With a Michael Bay-produced remake in the theatres and two months of real Friday the 13ths lined back-to-back, it's an auspicious time for Paramount to reissue "Deluxe Editions" of its first three Friday the 13th flicks. "Kill . . . Kill . . . Kill . . . Uncut," the back of the box to the 'un trumpets, and that really sez it all.
As scriptwriter Victor Miller notes in two separate bonus features, the primary intent behind the first Friday was to "rip off Halloween." Director/producer Sean Cunningham already had prior experience taking better films and turning 'em into durable low-rent fare — his 1972 Last House on the Left, done with a young Wes Craven, was a crassly energetic drive-in remake of Ingmar Bergman's classic art flick The Virgin Spring — though nobody expected Friday to spawn the franchise that would rise from the depths of Crystal Lake.
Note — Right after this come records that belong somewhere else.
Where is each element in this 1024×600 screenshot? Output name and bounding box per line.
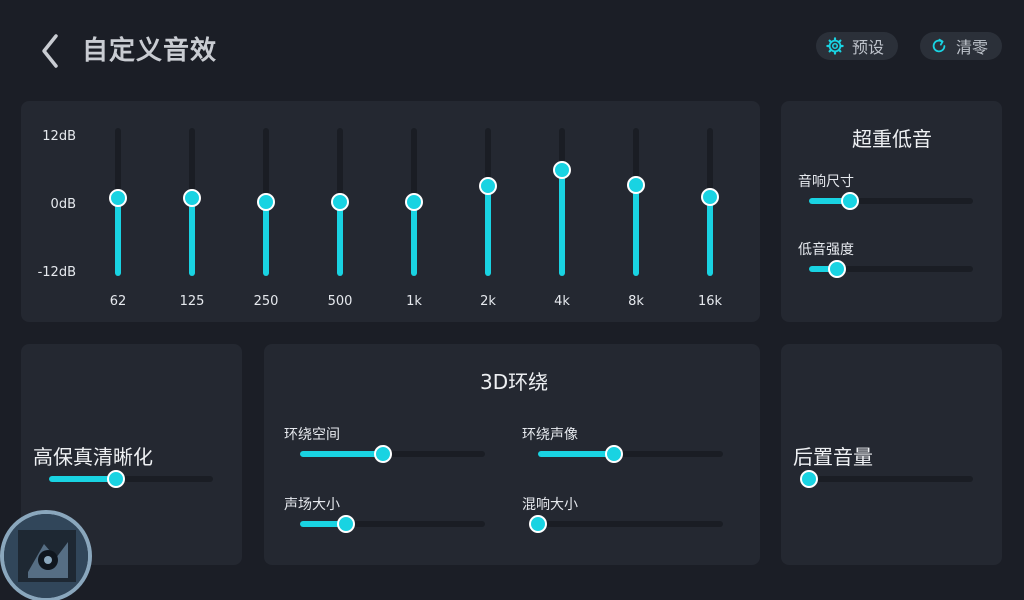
eq-band-500[interactable] [320,128,360,276]
eq-freq-label: 62 [109,294,127,309]
surround-image-slider[interactable] [538,445,723,463]
eq-knob[interactable] [257,193,275,211]
eq-fill [337,202,343,276]
eq-knob[interactable] [701,188,719,207]
avatar[interactable] [0,510,92,600]
slider-fill [809,198,850,204]
eq-knob[interactable] [553,160,571,179]
speaker-size-slider[interactable] [809,192,973,210]
slider-track [538,521,723,527]
surround-image-label: 环绕声像 [522,427,578,443]
eq-fill [633,184,639,276]
surround-title: 3D环绕 [480,370,549,394]
hifi-title: 高保真清晰化 [33,445,153,469]
slider-track [538,451,723,457]
chevron-left-icon [42,34,58,68]
slider-knob[interactable] [604,445,623,463]
eq-freq-label: 16k [697,294,723,309]
slider-fill [49,476,117,482]
eq-freq-label: 125 [179,294,205,309]
db-label-top: 12dB [42,129,76,144]
reset-label: 清零 [956,38,989,57]
eq-freq-label: 8k [628,294,644,309]
speaker-size-label: 音响尺寸 [798,174,854,190]
bass-title: 超重低音 [852,127,932,151]
album-art-icon [4,514,88,598]
top-bar: 自定义音效 预设 清零 [0,0,1024,100]
db-label-bottom: -12dB [37,265,76,280]
slider-track [809,266,973,272]
eq-band-16k[interactable] [690,128,730,276]
soundstage-size-label: 声场大小 [284,497,340,513]
refresh-icon [932,38,946,53]
surround-space-slider[interactable] [300,445,485,463]
rear-volume-panel [781,344,1002,565]
slider-track [809,476,973,482]
slider-knob[interactable] [107,470,126,488]
reverb-size-label: 混响大小 [522,497,578,513]
slider-knob[interactable] [337,515,356,533]
slider-track [809,198,973,204]
rear-volume-title: 后置音量 [793,445,873,469]
eq-fill [411,202,417,276]
eq-fill [263,202,269,276]
eq-band-4k[interactable] [542,128,582,276]
slider-knob[interactable] [800,470,818,488]
back-button[interactable] [36,32,66,70]
db-label-mid: 0dB [50,197,76,212]
eq-knob[interactable] [479,176,497,195]
bass-strength-slider[interactable] [809,260,973,278]
bass-strength-label: 低音强度 [798,242,854,258]
eq-fill [559,169,565,276]
eq-band-2k[interactable] [468,128,508,276]
eq-knob[interactable] [183,189,201,208]
eq-band-250[interactable] [246,128,286,276]
eq-freq-label: 4k [554,294,570,309]
slider-fill [809,266,837,272]
slider-track [49,476,213,482]
eq-band-1k[interactable] [394,128,434,276]
slider-fill [300,451,384,457]
slider-track [300,521,485,527]
eq-freq-label: 2k [480,294,496,309]
slider-knob[interactable] [374,445,393,463]
rear-volume-slider[interactable] [800,470,973,488]
page-title: 自定义音效 [82,36,218,66]
reset-button[interactable]: 清零 [920,32,1002,60]
eq-knob[interactable] [627,175,645,194]
eq-knob[interactable] [109,189,127,208]
eq-fill [485,185,491,276]
slider-fill [300,521,347,527]
preset-label: 预设 [852,38,885,57]
slider-knob[interactable] [827,260,846,278]
gear-icon [826,37,844,55]
eq-freq-label: 1k [406,294,422,309]
eq-band-8k[interactable] [616,128,656,276]
eq-fill [707,197,713,276]
eq-freq-label: 250 [253,294,279,309]
bass-panel [781,101,1002,322]
soundstage-size-slider[interactable] [300,515,485,533]
eq-fill [189,198,195,276]
slider-track [300,451,485,457]
eq-fill [115,198,121,276]
slider-knob[interactable] [529,515,547,533]
surround-space-label: 环绕空间 [284,427,340,443]
hifi-slider[interactable] [49,470,213,488]
preset-button[interactable]: 预设 [816,32,898,60]
eq-band-62[interactable] [98,128,138,276]
slider-fill [538,451,614,457]
slider-knob[interactable] [841,192,859,210]
eq-knob[interactable] [331,193,349,211]
reverb-size-slider[interactable] [529,515,723,533]
eq-knob[interactable] [405,193,423,211]
eq-band-125[interactable] [172,128,212,276]
eq-freq-label: 500 [327,294,353,309]
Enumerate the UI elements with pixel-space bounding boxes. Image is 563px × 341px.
As Porky's was to Animal House, so Friday the 13th was to Halloween: a dumbed-down amalgam of the elements that made the original low-budget sources so successful.
In Friday's case, of course, the formula was simplicity itself: strand a batch of young and randy teenagers away from adult authority and then put them at the mercy of a seemingly omnipresent killer. (The only adult authority we meet before the denouement is a comic-relief cop who acts like he's wandered in from some sixties drive-in hillbilly comedy.) Let the closest-to-virginal — even if she's not averse to a game of Strip Monopoly — teen girl survive for the big face-to-face showdown with the killer. Kill off all the rest. Cunningham even managed to snag the child of Hollywood royalty for a role (Bing's son, Harry Crosby, who gets an arrow in his eye), though the part was not the ticket into a major career that Halloween would be for Jamie Lee Curtis.